In the mean time, he's going to give this a go. It's an unusual gift but one that he is enjoying greatly. This isn't any typical chair. The stitching alone tells a story.]
[As though he has to explain. Come on a chair is a chair is a chair, some just come with more perks than others. This one in particular isn't the La-Z Boy of old though, not the kind his daddy or his daddy's daddy woulda had. This one's modern and what's the word the sales associate used...oh yeah, chic.
Anyway at the sound of his command Freddy goes on skipping down. Sam hops up to perch on the back of the chair and look down at Larry.]
[It's not just one beak menacing him from above, now it's a brightly colored beak and a lightly freckled one looking down upon Lawrence Dimick.]
Super powers. [And as if you didn't know, Mr. White.] I'm talkin' to the bird. Come on, Sam, Larry wants to enjoy his new toy.
[E-e-ee-e-ee-e. The toucan hops up onto Freddy to be carted away into his cage. Notice there's something new here too, a curtain rig that drapes over the cage so that Sam gets an open view of one side instead of the whole apartment. Shrouded away from most of the light inside the bird's free to enjoy the night sky while nibbling some fruit or he can tuck away and sleep in his nest. Toucan's choice.]

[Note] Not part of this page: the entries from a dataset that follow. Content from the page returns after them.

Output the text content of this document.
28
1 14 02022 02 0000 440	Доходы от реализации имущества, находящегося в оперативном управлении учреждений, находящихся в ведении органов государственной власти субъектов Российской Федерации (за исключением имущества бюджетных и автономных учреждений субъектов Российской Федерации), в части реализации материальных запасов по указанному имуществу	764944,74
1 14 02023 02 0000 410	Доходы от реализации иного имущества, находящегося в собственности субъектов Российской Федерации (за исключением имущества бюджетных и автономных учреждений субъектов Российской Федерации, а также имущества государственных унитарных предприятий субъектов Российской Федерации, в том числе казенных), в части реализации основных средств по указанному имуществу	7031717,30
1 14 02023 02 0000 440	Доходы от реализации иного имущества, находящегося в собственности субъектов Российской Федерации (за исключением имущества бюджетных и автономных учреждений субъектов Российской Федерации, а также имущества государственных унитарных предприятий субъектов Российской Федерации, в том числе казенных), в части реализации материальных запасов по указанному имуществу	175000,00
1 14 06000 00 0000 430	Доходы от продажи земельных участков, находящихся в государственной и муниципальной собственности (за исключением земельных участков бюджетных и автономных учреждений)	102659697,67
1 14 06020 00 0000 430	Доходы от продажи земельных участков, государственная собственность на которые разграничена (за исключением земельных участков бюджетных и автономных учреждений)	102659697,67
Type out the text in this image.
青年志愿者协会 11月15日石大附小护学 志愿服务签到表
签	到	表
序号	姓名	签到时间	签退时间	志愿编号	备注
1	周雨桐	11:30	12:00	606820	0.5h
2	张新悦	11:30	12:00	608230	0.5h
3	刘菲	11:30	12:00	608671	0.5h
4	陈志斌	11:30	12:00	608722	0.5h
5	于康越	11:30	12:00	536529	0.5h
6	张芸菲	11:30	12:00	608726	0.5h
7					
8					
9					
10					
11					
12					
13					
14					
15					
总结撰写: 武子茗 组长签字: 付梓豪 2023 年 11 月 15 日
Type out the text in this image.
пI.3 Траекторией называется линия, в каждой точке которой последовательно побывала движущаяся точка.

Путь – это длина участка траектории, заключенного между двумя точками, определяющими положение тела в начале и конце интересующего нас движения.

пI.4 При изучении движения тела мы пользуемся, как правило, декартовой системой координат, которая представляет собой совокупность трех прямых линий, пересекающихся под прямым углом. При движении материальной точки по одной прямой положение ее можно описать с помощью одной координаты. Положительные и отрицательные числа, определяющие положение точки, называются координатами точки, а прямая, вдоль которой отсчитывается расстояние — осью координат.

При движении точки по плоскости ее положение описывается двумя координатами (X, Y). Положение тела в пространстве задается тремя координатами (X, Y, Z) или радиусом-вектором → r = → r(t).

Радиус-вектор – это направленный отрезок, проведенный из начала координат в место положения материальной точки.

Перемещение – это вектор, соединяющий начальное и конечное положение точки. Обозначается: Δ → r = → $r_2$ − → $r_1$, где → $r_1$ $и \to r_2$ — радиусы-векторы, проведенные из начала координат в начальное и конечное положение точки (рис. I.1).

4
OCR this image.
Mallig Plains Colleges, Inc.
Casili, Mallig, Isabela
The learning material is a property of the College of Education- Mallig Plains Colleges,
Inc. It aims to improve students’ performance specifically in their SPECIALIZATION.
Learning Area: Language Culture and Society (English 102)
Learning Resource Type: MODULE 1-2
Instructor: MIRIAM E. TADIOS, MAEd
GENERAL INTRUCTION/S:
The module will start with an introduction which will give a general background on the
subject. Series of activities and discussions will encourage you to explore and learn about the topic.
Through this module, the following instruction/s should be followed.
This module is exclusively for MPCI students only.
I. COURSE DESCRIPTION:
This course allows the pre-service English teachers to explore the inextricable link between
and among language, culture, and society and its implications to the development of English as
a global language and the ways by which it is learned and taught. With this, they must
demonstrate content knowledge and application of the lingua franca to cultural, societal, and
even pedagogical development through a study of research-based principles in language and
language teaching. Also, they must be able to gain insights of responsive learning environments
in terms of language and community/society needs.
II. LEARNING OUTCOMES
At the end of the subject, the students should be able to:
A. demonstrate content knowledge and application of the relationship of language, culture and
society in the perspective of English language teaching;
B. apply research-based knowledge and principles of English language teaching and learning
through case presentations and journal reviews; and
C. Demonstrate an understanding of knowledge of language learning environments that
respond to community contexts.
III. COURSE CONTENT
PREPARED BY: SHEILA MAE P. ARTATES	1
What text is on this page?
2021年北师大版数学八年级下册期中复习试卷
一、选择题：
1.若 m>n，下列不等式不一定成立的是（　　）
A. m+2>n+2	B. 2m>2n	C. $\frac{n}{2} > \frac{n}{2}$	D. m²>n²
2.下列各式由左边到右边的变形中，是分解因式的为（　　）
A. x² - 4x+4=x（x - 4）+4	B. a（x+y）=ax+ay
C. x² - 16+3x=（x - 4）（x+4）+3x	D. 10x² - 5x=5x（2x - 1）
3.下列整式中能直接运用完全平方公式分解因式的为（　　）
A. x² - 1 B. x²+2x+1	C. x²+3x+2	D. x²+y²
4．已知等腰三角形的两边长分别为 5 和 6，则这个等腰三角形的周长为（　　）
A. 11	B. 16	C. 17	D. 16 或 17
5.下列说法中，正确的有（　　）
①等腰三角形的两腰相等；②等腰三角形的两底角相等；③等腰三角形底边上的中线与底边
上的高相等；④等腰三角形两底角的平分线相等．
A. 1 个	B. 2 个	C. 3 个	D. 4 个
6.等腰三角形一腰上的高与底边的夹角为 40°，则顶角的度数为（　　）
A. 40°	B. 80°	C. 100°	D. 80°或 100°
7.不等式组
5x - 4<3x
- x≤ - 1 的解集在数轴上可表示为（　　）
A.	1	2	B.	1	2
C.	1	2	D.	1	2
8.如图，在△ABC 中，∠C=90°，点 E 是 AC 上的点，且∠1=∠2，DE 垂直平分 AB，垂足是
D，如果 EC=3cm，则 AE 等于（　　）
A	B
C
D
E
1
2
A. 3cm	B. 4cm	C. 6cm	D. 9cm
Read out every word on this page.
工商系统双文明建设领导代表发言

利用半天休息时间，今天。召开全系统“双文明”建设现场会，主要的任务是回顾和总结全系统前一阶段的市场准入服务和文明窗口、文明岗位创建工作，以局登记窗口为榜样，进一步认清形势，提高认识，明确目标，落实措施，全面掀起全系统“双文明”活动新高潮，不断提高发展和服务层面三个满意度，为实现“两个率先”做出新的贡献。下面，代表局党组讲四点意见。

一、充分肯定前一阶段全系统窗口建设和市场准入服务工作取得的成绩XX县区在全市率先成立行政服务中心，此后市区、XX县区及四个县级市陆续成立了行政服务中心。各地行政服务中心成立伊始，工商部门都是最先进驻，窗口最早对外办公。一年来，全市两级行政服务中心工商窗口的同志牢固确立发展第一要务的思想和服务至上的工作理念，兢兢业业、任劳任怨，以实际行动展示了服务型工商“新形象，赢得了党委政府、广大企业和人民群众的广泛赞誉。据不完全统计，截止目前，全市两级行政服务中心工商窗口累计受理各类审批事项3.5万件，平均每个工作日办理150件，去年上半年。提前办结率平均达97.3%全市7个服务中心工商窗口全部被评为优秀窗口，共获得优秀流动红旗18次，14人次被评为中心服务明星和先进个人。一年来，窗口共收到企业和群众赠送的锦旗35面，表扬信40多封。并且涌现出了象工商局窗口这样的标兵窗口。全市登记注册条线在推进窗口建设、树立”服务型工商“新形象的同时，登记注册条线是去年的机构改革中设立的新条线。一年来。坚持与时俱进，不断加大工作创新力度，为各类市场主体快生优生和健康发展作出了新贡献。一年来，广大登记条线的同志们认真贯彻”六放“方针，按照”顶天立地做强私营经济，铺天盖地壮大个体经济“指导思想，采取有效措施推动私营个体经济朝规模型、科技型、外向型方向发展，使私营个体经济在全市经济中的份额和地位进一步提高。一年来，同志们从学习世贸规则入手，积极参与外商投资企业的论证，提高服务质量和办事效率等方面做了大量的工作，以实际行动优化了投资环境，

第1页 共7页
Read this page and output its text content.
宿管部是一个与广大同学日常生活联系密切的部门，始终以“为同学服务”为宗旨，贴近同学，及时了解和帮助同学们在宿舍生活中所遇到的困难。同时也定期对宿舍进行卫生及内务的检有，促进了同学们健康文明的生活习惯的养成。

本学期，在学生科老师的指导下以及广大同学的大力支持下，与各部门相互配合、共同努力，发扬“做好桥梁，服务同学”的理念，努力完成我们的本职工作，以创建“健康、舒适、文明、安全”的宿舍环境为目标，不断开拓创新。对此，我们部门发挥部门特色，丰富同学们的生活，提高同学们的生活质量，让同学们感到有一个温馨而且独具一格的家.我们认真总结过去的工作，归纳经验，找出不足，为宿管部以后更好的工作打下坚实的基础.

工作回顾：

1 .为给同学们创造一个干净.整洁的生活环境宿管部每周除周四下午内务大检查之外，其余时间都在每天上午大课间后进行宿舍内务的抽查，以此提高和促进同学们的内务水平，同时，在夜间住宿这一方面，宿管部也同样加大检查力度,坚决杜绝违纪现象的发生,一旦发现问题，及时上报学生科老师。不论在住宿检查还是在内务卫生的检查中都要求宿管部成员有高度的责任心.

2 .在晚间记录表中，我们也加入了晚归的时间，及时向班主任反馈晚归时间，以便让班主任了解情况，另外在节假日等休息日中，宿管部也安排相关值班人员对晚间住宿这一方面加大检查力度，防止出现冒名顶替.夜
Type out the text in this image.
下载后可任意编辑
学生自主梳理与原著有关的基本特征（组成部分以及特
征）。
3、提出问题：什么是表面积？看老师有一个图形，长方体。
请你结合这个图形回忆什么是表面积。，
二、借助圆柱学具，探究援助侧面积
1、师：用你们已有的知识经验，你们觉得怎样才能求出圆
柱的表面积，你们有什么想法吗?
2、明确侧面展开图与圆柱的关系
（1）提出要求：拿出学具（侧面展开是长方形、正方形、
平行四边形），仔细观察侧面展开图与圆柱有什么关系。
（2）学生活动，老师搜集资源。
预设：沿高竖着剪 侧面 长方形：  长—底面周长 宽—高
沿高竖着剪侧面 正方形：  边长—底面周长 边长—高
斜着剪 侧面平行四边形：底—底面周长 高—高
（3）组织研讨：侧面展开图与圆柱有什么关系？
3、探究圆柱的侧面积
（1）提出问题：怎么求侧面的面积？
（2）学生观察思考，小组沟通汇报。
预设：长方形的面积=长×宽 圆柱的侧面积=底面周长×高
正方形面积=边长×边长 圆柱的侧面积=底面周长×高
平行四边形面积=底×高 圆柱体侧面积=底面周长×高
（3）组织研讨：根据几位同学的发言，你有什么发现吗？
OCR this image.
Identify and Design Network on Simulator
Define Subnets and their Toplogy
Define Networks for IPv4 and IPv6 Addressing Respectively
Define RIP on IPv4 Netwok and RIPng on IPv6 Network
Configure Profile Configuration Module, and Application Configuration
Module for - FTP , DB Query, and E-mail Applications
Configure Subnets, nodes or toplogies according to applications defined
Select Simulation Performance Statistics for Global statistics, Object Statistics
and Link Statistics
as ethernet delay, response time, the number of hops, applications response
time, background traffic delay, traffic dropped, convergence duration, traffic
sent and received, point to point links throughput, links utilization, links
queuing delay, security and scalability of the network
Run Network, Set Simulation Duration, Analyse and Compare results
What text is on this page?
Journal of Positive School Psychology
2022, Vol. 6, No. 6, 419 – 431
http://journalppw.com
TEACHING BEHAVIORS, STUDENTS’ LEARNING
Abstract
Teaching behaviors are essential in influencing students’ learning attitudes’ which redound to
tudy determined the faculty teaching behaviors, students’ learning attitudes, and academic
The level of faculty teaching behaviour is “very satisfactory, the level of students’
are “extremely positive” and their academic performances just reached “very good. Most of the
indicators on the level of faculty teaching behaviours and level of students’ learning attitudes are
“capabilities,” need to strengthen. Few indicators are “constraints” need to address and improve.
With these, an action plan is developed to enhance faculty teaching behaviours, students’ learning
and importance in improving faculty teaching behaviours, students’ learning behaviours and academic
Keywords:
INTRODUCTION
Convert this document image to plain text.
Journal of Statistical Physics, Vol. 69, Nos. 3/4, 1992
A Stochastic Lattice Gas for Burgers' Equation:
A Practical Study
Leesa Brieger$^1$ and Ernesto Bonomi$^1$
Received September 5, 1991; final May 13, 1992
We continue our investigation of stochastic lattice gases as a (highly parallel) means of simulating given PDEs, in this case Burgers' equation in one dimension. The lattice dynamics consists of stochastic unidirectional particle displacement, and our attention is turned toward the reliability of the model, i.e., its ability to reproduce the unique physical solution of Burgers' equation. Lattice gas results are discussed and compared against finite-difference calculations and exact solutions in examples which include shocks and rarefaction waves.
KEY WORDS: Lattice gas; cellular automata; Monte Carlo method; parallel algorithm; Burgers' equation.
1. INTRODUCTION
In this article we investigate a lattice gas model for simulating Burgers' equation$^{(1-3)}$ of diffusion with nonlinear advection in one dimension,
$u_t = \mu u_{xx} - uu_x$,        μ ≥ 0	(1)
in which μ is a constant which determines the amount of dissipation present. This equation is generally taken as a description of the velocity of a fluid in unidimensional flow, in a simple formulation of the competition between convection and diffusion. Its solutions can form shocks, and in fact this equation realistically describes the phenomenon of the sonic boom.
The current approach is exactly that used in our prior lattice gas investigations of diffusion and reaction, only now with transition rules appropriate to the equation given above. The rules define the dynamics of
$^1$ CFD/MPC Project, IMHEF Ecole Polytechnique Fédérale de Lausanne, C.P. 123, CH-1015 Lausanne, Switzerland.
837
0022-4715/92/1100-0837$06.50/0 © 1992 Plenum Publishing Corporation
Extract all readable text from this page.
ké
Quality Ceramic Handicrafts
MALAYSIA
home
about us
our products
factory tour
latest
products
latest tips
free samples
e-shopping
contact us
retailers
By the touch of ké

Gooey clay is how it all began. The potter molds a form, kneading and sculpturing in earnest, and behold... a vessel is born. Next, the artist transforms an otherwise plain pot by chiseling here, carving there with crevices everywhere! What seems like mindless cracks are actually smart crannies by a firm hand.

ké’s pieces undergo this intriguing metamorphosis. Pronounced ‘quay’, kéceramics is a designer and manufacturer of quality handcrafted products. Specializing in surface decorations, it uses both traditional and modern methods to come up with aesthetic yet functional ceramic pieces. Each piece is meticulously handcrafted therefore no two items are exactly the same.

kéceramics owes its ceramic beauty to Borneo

[How dopey is it that Larry already feels that anything in this apartment ends up to be a "yours, mine and ours" deal? Brown eyes watch one beaky creature escort the other away from his throne. Say. How about that curtain.]
I gotta say, I shouldn't be surprised by what you can do but I am, Mr. Super Hero.
[Which one is up to Freddy because as far as Larry is concerned (and what he knows) the kid is Spiderman, Iron Man, Green Lantern and Super Man all rolled into one.]
Feels nice.
[Larry looks over one arm then the other to find what makes it recline.]
[Freddy doesn't say it aloud but he's thinking it; I can spend big bucks too, high roller. And the chair's a good quality deal, worth every penny he spent (as far as he knows...) What he hopes is that the chair meets Larry's standard for taste, quality, design, and price point, because let's face it, Lawrence Dimick knows better about these things. The lever to make the chair recline is tucked against one side, subtle but not invisible, just like the functions under each arm. There's a cooler to one side and the massage and heat controller on the other. They don't call this kind of chair a woman's worst nightmare for nothing. Fortunately Freddy Newendyke is no woman. He comes back to cross his arms over the back and look down on the other man again.]
I wouldn't getcha a chair that feels bad.
[Says Captain America, Flash, and Nite Owl all rolled into one. But what about the birthday business? He thinks about bidding the old man a good one, would he appreciate knowing what Freddy does purely because he was a rat?]
[A brief recline to get a feel for it. Oh yeah. He lets out a little noise at the back of his throat. Shoes aren't off yet but now he's wishing they were. Back to sitting upright he looks over at this sneaky super hero roommate.]